Monday, June 21, 2010

Unfined and Unfiltered.

I can't recall that we've ever used those terms in any blogs or emails or offer letters we've sent out. Maybe we have, and I'm forgetting, but I really don't remember ever using those terms.

For some wineries it's a big part of their marketing. They even include that on their labels. We don't. I think that's because it's a routine for us not to fine and not to filter, so it is no big deal.

It's not a philosophy in itself, it's just part of the way we make wine. It also doesn't mean we are opposed to either process, in fact we have done both. There are many times I've had a bottle from other producers when I wished they had filtered in particular. Just a couple months ago we opened a bottle of Pinot Noir from the Anderson Valley that had started to re-ferment in the bottle. I wished that producer had filtered the wine to remove any yeast and prevent that. It ruined the bottle.

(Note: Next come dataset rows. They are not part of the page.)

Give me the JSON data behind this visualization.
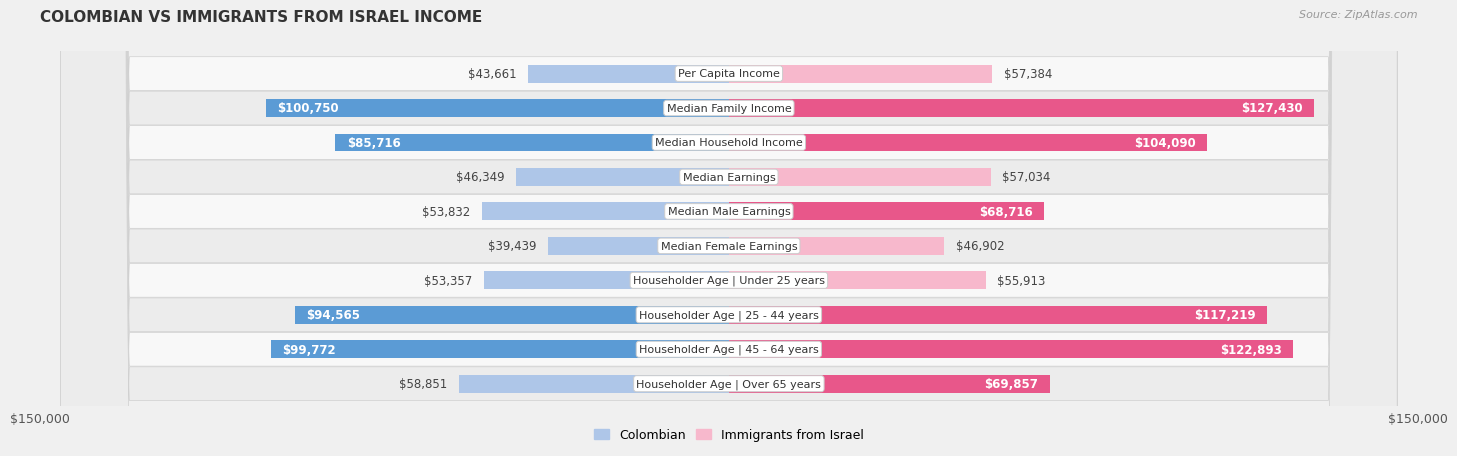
{
  "title": "COLOMBIAN VS IMMIGRANTS FROM ISRAEL INCOME",
  "source": "Source: ZipAtlas.com",
  "categories": [
    "Per Capita Income",
    "Median Family Income",
    "Median Household Income",
    "Median Earnings",
    "Median Male Earnings",
    "Median Female Earnings",
    "Householder Age | Under 25 years",
    "Householder Age | 25 - 44 years",
    "Householder Age | 45 - 64 years",
    "Householder Age | Over 65 years"
  ],
  "colombian_values": [
    43661,
    100750,
    85716,
    46349,
    53832,
    39439,
    53357,
    94565,
    99772,
    58851
  ],
  "israel_values": [
    57384,
    127430,
    104090,
    57034,
    68716,
    46902,
    55913,
    117219,
    122893,
    69857
  ],
  "colombian_labels": [
    "$43,661",
    "$100,750",
    "$85,716",
    "$46,349",
    "$53,832",
    "$39,439",
    "$53,357",
    "$94,565",
    "$99,772",
    "$58,851"
  ],
  "israel_labels": [
    "$57,384",
    "$127,430",
    "$104,090",
    "$57,034",
    "$68,716",
    "$46,902",
    "$55,913",
    "$117,219",
    "$122,893",
    "$69,857"
  ],
  "max_val": 150000,
  "color_colombian_light": "#aec6e8",
  "color_colombian_dark": "#5b9bd5",
  "color_israel_light": "#f7b8cc",
  "color_israel_dark": "#e8578a",
  "bg_color": "#f0f0f0",
  "row_bg": "#f5f5f5",
  "label_fontsize": 8.5,
  "cat_fontsize": 8.0,
  "inside_threshold_col": 60000,
  "inside_threshold_isr": 60000,
  "legend_label_colombian": "Colombian",
  "legend_label_israel": "Immigrants from Israel",
  "x_tick_label": "$150,000"
}
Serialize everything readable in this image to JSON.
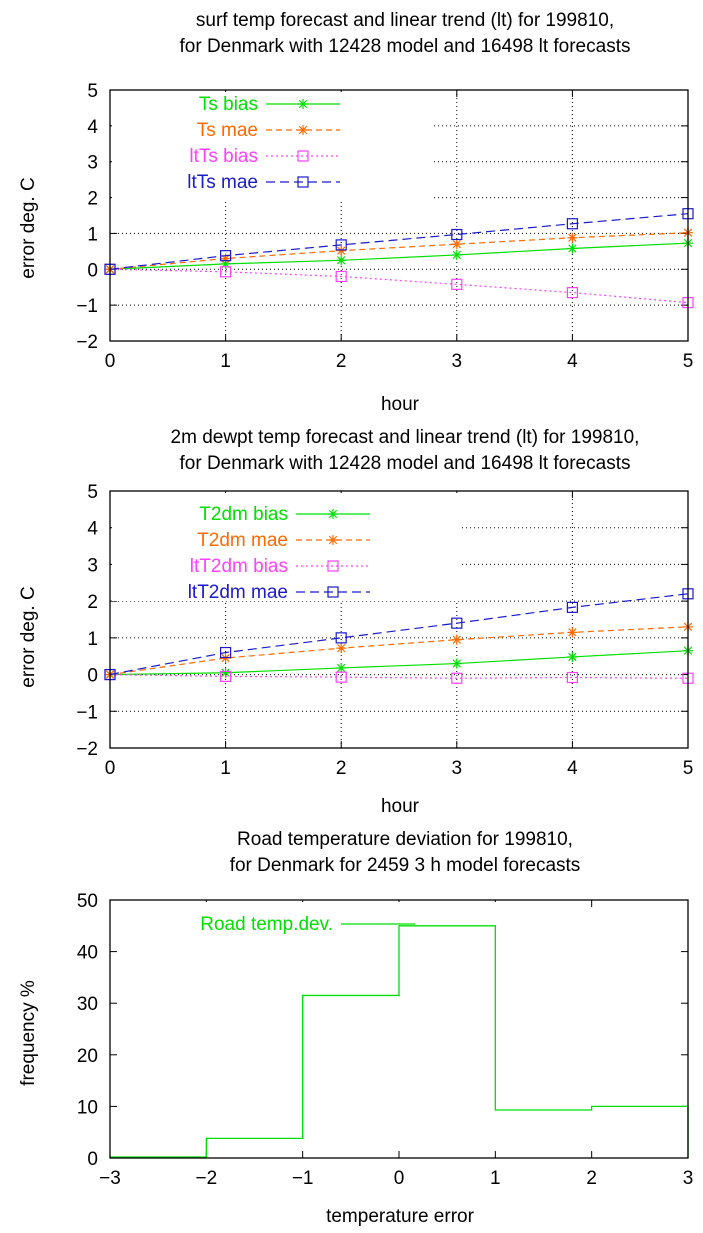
{
  "chart_data": [
    {
      "type": "line",
      "title": [
        "surf temp forecast and linear trend (lt) for 199810,",
        "for Denmark with 12428 model and 16498 lt forecasts"
      ],
      "xlabel": "hour",
      "ylabel": "error deg. C",
      "xlim": [
        0,
        5
      ],
      "ylim": [
        -2,
        5
      ],
      "xticks": [
        "0",
        "1",
        "2",
        "3",
        "4",
        "5"
      ],
      "yticks": [
        "−2",
        "−1",
        "0",
        "1",
        "2",
        "3",
        "4",
        "5"
      ],
      "grid": true,
      "legend_position": "top-left",
      "x": [
        0,
        1,
        2,
        3,
        4,
        5
      ],
      "series": [
        {
          "name": "Ts bias",
          "values": [
            0,
            0.15,
            0.25,
            0.4,
            0.58,
            0.73
          ],
          "color": "#00e000",
          "marker": "star",
          "dash": "solid"
        },
        {
          "name": "Ts mae",
          "values": [
            0,
            0.3,
            0.52,
            0.7,
            0.88,
            1.02
          ],
          "color": "#ff6a00",
          "marker": "star",
          "dash": "dashed"
        },
        {
          "name": "ltTs bias",
          "values": [
            0,
            -0.07,
            -0.2,
            -0.42,
            -0.65,
            -0.93
          ],
          "color": "#ff40ff",
          "marker": "square",
          "dash": "dotted"
        },
        {
          "name": "ltTs mae",
          "values": [
            0,
            0.38,
            0.68,
            0.97,
            1.27,
            1.55
          ],
          "color": "#1a1acc",
          "marker": "square",
          "dash": "longdash"
        }
      ]
    },
    {
      "type": "line",
      "title": [
        "2m dewpt temp forecast and linear trend (lt) for 199810,",
        "for Denmark with 12428 model and 16498 lt forecasts"
      ],
      "xlabel": "hour",
      "ylabel": "error deg. C",
      "xlim": [
        0,
        5
      ],
      "ylim": [
        -2,
        5
      ],
      "xticks": [
        "0",
        "1",
        "2",
        "3",
        "4",
        "5"
      ],
      "yticks": [
        "−2",
        "−1",
        "0",
        "1",
        "2",
        "3",
        "4",
        "5"
      ],
      "grid": true,
      "legend_position": "top-left",
      "x": [
        0,
        1,
        2,
        3,
        4,
        5
      ],
      "series": [
        {
          "name": "T2dm bias",
          "values": [
            0,
            0.05,
            0.18,
            0.3,
            0.48,
            0.65
          ],
          "color": "#00e000",
          "marker": "star",
          "dash": "solid"
        },
        {
          "name": "T2dm mae",
          "values": [
            0,
            0.45,
            0.72,
            0.95,
            1.15,
            1.3
          ],
          "color": "#ff6a00",
          "marker": "star",
          "dash": "dashed"
        },
        {
          "name": "ltT2dm bias",
          "values": [
            0,
            -0.05,
            -0.07,
            -0.1,
            -0.08,
            -0.1
          ],
          "color": "#ff40ff",
          "marker": "square",
          "dash": "dotted"
        },
        {
          "name": "ltT2dm mae",
          "values": [
            0,
            0.6,
            1.0,
            1.4,
            1.83,
            2.2
          ],
          "color": "#1a1acc",
          "marker": "square",
          "dash": "longdash"
        }
      ]
    },
    {
      "type": "step",
      "title": [
        "Road temperature deviation for 199810,",
        "for Denmark for 2459 3 h model forecasts"
      ],
      "xlabel": "temperature error",
      "ylabel": "frequency %",
      "xlim": [
        -3,
        3
      ],
      "ylim": [
        0,
        50
      ],
      "xticks": [
        "−3",
        "−2",
        "−1",
        "0",
        "1",
        "2",
        "3"
      ],
      "yticks": [
        "0",
        "10",
        "20",
        "30",
        "40",
        "50"
      ],
      "grid": false,
      "legend_position": "top-left",
      "series": [
        {
          "name": "Road temp.dev.",
          "color": "#00e000",
          "bins": [
            -3,
            -2,
            -1,
            0,
            1,
            2,
            3
          ],
          "values": [
            0.2,
            3.8,
            31.5,
            45.0,
            9.3,
            10.0
          ]
        }
      ]
    }
  ]
}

We've actually filtered four times, and fined once. Our 2008 Chardonnay was fined to remove some excess proteins that could have caused a cloudy appearance at warm temperatures. This is called 'heat stability'. I used Bentonite, which is a clay to remove the protein. We then filtered the wine to remove the Bentonite completely. In 2009 we filtered the Chardonnay. There was some residual sugar in the wine and I wanted to remove any yeast to prevent the wine from going fizzy in bottle.

In 2007 we had one barrel of Uvas Creek Cab that was showing V.A. over .010 and we filtered that barrel to remove any bacteria. We also filtered the topping wine (about 20 gallons) for 0ur 2007 Syrah for the same reason.

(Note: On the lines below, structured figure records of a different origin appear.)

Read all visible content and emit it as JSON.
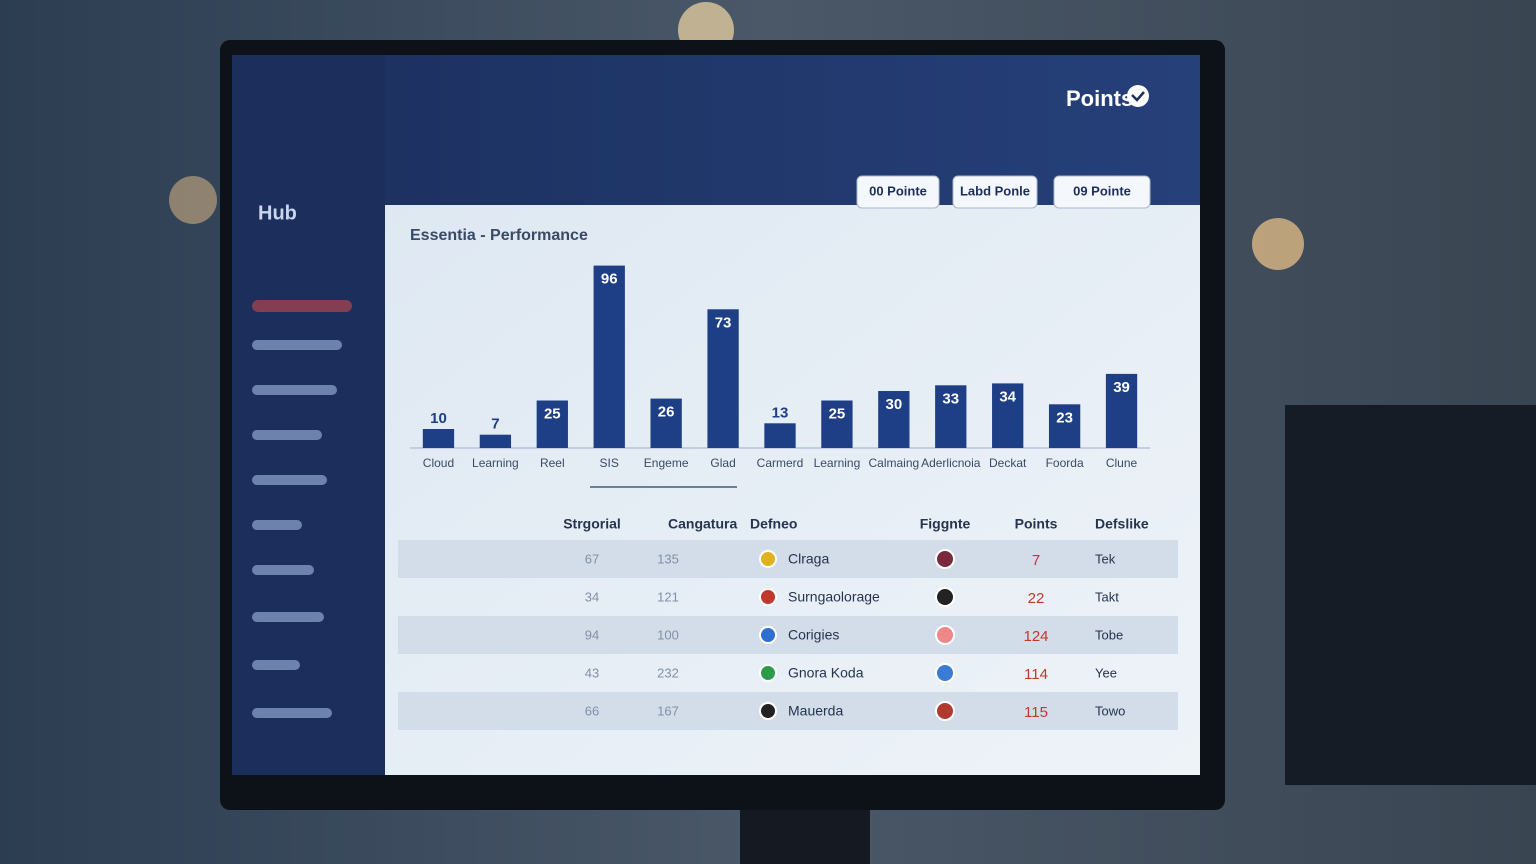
{
  "header": {
    "title": "Points",
    "buttons": [
      "00 Pointe",
      "Labd Ponle",
      "09 Pointe"
    ]
  },
  "sidebar": {
    "title": "Hub"
  },
  "chart_data": {
    "type": "bar",
    "title": "Essentia - Performance",
    "categories": [
      "Cloud",
      "Learning",
      "Reel",
      "SIS",
      "Engeme",
      "Glad",
      "Carmerd",
      "Learning",
      "Calmaing",
      "Aderlicnoia",
      "Deckat",
      "Foorda",
      "Clune"
    ],
    "values": [
      10,
      7,
      25,
      96,
      26,
      73,
      13,
      25,
      30,
      33,
      34,
      23,
      39
    ],
    "color": "#1e3f86",
    "ylim": [
      0,
      100
    ]
  },
  "table": {
    "columns": [
      "Strgorial",
      "Cangatura",
      "Defneo",
      "Figgnte",
      "Points",
      "Defslike"
    ],
    "rows": [
      [
        67,
        135,
        "Clraga",
        7,
        "Tek"
      ],
      [
        34,
        121,
        "Surngaolorage",
        22,
        "Takt"
      ],
      [
        94,
        100,
        "Corigies",
        124,
        "Tobe"
      ],
      [
        43,
        232,
        "Gnora Koda",
        114,
        "Yee"
      ],
      [
        66,
        167,
        "Mauerda",
        115,
        "Towo"
      ]
    ]
  }
}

That's pretty much our philosophy on fining and filtering. If the wine needs it to prevent or correct an issue, we'll do it. Otherwise we will leave the wine alone.

I actually thought to mention this because Stefania and I opened a 2007 Santa Cruz Mountains Cabernet Sauvignon on Saturday. The wine had a large amount of sediment in the bottle. That's a result of not filtering. All of our wines should be decanted to remove them from any sediment, especially as they age.

I'm not a believer in fancy decanting. A cheap container should do. Just open the bottle, place some light source behind the bottle and decanter so you can see the wine flow out of the bottle and pour. When you start to see sediment in the bottle neck, stop pouring. That's it, no chunks!